Roy Peter Clark wrote a book entitled The Art of X-Ray Reading (2016, Little, Brown & Co.). He looks at twenty-five works of literature and extracts the style and uniqueness of each author. Learn to do the same.
There is an old saying in coin collecting that if you buy coins only as an investment, it is iffy that you will make a profit, but if you buy coins that appeal to you personally, you will make a profit most of the time. The same applies to writing. If you write according to some formula that is not natural to you, you are going to have a hard time creating something of joy. On the other hand, if you write in a way that you enjoy, your own enjoyment will be a part of your work, and readers will sense this.
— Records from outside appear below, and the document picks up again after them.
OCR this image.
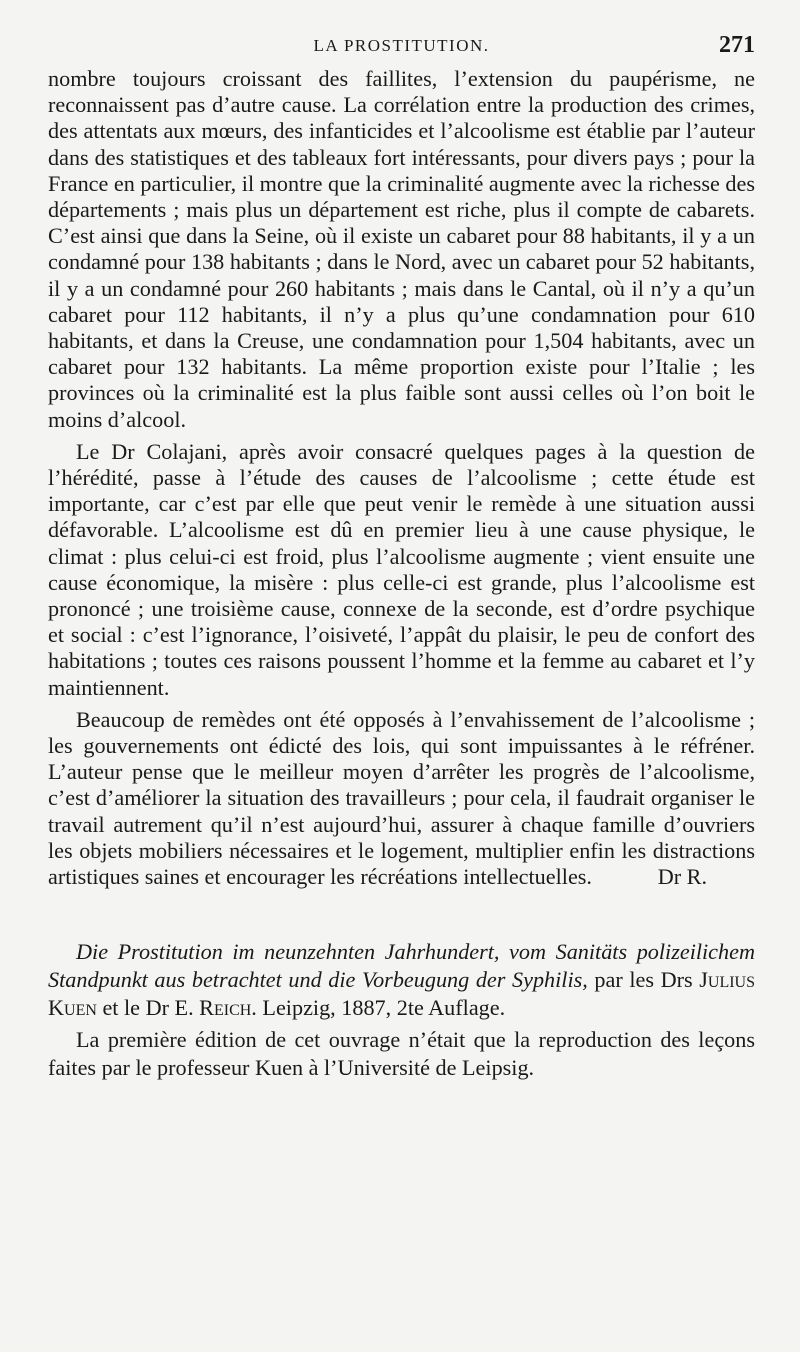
LA PROSTITUTION.	271

nombre toujours croissant des faillites, l’extension du paupérisme, ne reconnaissent pas d’autre cause. La corrélation entre la production des crimes, des attentats aux mœurs, des infanticides et l’alcoolisme est établie par l’auteur dans des statistiques et des tableaux fort intéressants, pour divers pays ; pour la France en particulier, il montre que la criminalité augmente avec la richesse des départements ; mais plus un département est riche, plus il compte de cabarets. C’est ainsi que dans la Seine, où il existe un cabaret pour 88 habitants, il y a un condamné pour 138 habitants ; dans le Nord, avec un cabaret pour 52 habitants, il y a un condamné pour 260 habitants ; mais dans le Cantal, où il n’y a qu’un cabaret pour 112 habitants, il n’y a plus qu’une condamnation pour 610 habitants, et dans la Creuse, une condamnation pour 1,504 habitants, avec un cabaret pour 132 habitants. La même proportion existe pour l’Italie ; les provinces où la criminalité est la plus faible sont aussi celles où l’on boit le moins d’alcool.

Le Dr Colajani, après avoir consacré quelques pages à la question de l’hérédité, passe à l’étude des causes de l’alcoolisme ; cette étude est importante, car c’est par elle que peut venir le remède à une situation aussi défavorable. L’alcoolisme est dû en premier lieu à une cause physique, le climat : plus celui-ci est froid, plus l’alcoolisme augmente ; vient ensuite une cause économique, la misère : plus celle-ci est grande, plus l’alcoolisme est prononcé ; une troisième cause, connexe de la seconde, est d’ordre psychique et social : c’est l’ignorance, l’oisiveté, l’appât du plaisir, le peu de confort des habitations ; toutes ces raisons poussent l’homme et la femme au cabaret et l’y maintiennent.

Beaucoup de remèdes ont été opposés à l’envahissement de l’alcoolisme ; les gouvernements ont édicté des lois, qui sont impuissantes à le réfréner. L’auteur pense que le meilleur moyen d’arrêter les progrès de l’alcoolisme, c’est d’améliorer la situation des travailleurs ; pour cela, il faudrait organiser le travail autrement qu’il n’est aujourd’hui, assurer à chaque famille d’ouvriers les objets mobiliers nécessaires et le logement, multiplier enfin les distractions artistiques saines et encourager les récréations intellectuelles.	Dr R.

Die Prostitution im neunzehnten Jahrhundert, vom Sanitäts polizeilichem Standpunkt aus betrachtet und die Vorbeugung der Syphilis, par les Drs Julius Kuen et le Dr E. Reich. Leipzig, 1887, 2te Auflage.

La première édition de cet ouvrage n’était que la reproduction des leçons faites par le professeur Kuen à l’Université de Leipsig.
Another exception: I have edited six doctoral dissertations. They have to be in a set format, and they are purely expository. Every piece has to conform to a style, often set by the American Psychiatric Association (APA). There are others, but APA seems to rule the roost with a large number of universities. If you wrote a novel in APA format it would probably be as dry as a Gila monster’s smile.
The next question is whether or not to hire an editor and other professionals. In my case, I wanted to publish, so the best choice was to hire a developmental editor and a proofreader. Both helped me improve my novel immensely. It cost a bit of money, about $3000 for both, but the result was incredible. I found them on reedsy.com, a site that lists vetted literary professionals. I chose Tim Mudie as my developmental editor and Michael Schuler as my proofreader. Both were beyond excellent!
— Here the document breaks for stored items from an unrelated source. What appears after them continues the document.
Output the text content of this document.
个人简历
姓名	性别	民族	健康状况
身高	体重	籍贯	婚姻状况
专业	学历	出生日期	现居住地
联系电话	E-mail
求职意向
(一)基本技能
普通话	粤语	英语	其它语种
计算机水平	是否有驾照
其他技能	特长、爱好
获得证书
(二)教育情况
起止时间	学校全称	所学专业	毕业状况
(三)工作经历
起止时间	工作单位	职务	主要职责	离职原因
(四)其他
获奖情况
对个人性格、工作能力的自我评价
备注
Then I hired a book cover designer. I have a sister-in-law, Nona Smith, who is a graphic artist. She drew the graphic that is now the frontispiece for the novel (the picture opposite the title page). Then I discovered that Kindle has specific parameters for covers: spine thickness based on the number and type of pages, the box for the bar code, and others. To get the dimensions correct, I used someone who knew exactly what went where. I hired Danielle Smith-Boldt, again from Reedsy. I used Nona’s image inside the book and told Danielle to use that image as an inspiration for the cover. She created four drafts of different styles, and I picked one. Then we tweaked that design twice to get the final cover after I wrote the back cover copy.